The 1946 Far Western Conference football season was the season of college football played by the three member schools of the Far Western Conference (FWC) as part of the 1946 college football season.

The Humboldt State Lumberjacks won the FWC championship with a 5–3–1 record (1–0–1 against conference opponents) and outscored opponents by a total of 84 to 70.

Conference overview

Teams

Humboldt State

Chico State

The 1946 Chico State Wildcats football team represented Chico State College (now known as California State University, Chico) of Chico, California. Led by fifth-year head coach Roy Bohler, Chico State compiled an overall record of 2–7 with a mark of 1–1 in conference play, placing second in the FWC. The team was outscored by its opponents 109 to 61 for the season. The Wildcats played home games at Chico High School Stadium in Chico.

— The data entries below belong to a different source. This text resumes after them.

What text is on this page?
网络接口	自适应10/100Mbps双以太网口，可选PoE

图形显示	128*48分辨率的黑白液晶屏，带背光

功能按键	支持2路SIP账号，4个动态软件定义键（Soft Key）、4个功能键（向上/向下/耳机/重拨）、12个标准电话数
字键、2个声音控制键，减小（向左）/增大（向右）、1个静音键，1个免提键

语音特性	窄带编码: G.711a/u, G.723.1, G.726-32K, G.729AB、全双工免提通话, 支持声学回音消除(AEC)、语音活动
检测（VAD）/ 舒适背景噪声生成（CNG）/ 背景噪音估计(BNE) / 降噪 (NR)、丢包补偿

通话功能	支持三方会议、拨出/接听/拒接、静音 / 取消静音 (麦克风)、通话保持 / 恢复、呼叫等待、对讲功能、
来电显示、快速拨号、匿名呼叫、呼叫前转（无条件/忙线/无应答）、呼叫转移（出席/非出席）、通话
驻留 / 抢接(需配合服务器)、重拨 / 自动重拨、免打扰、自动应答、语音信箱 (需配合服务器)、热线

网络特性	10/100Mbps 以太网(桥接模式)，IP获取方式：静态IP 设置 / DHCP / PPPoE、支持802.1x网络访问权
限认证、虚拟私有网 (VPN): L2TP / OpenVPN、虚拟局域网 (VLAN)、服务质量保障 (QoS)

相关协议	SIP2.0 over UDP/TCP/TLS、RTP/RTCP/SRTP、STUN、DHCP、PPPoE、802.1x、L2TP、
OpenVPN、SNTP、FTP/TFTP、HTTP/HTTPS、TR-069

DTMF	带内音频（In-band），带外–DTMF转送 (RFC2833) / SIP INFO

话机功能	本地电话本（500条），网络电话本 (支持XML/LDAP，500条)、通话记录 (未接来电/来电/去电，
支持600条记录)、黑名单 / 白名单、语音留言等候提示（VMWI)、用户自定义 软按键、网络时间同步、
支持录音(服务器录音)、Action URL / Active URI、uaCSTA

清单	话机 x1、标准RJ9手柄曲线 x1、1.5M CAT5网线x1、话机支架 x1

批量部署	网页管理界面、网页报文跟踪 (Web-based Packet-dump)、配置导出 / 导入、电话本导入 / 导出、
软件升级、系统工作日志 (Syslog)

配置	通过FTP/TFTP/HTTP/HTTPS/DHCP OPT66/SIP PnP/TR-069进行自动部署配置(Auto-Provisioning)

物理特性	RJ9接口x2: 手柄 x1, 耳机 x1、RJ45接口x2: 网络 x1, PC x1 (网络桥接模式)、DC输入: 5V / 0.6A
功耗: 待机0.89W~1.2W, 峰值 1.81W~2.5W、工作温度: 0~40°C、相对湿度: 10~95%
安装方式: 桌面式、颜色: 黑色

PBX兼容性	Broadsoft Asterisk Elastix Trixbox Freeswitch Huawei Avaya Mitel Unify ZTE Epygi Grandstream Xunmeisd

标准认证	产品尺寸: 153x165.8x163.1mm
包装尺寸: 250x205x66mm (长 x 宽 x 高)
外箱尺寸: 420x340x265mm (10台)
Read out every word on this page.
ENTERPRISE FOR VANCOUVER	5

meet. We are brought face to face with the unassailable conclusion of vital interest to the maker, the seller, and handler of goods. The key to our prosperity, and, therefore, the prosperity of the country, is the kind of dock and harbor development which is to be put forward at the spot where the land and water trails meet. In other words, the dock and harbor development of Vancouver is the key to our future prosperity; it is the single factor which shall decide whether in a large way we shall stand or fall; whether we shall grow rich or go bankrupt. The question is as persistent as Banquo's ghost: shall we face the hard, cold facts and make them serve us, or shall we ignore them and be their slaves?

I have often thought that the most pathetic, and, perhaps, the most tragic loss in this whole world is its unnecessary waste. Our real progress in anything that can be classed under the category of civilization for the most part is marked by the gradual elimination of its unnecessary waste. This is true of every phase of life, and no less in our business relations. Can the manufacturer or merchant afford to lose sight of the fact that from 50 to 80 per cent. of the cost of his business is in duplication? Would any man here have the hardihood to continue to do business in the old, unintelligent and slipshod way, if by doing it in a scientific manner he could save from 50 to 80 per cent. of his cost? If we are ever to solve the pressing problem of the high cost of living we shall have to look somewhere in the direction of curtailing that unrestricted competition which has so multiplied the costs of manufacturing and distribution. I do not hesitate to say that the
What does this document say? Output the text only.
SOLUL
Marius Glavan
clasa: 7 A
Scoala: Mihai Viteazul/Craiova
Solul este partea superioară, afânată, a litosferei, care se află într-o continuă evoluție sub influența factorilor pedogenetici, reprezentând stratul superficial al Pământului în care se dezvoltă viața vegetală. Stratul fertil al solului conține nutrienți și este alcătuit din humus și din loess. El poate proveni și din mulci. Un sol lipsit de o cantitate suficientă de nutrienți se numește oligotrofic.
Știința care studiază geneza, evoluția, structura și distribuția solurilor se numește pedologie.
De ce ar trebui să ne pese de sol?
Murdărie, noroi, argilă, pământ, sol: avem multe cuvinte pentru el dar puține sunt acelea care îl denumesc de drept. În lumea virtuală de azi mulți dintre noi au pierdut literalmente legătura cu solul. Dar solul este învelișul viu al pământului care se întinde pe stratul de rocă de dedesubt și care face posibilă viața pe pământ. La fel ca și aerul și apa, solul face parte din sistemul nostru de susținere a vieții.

This was the first team Chico State fielded in four years. They had no team during the war years of 1943 to 1945.

Cal Aggies

The 1946 Cal Aggies football team represented the University of California College of Agriculture at Davis, California (now known as the University of California, Davis). Led by seventh-year head coach Vern Hickey, the Aggies compiled an overall record of 0–5–2 with a mark of 0–1–1 in conference play, placing third in the FWC. The team was outscored by its opponents 113 to 54 for the season. The Cal Aggies played home games at A Street field on campus in Davis, California. 

The Aggies did not play in the 1943 to 1945 seasons due to World War II.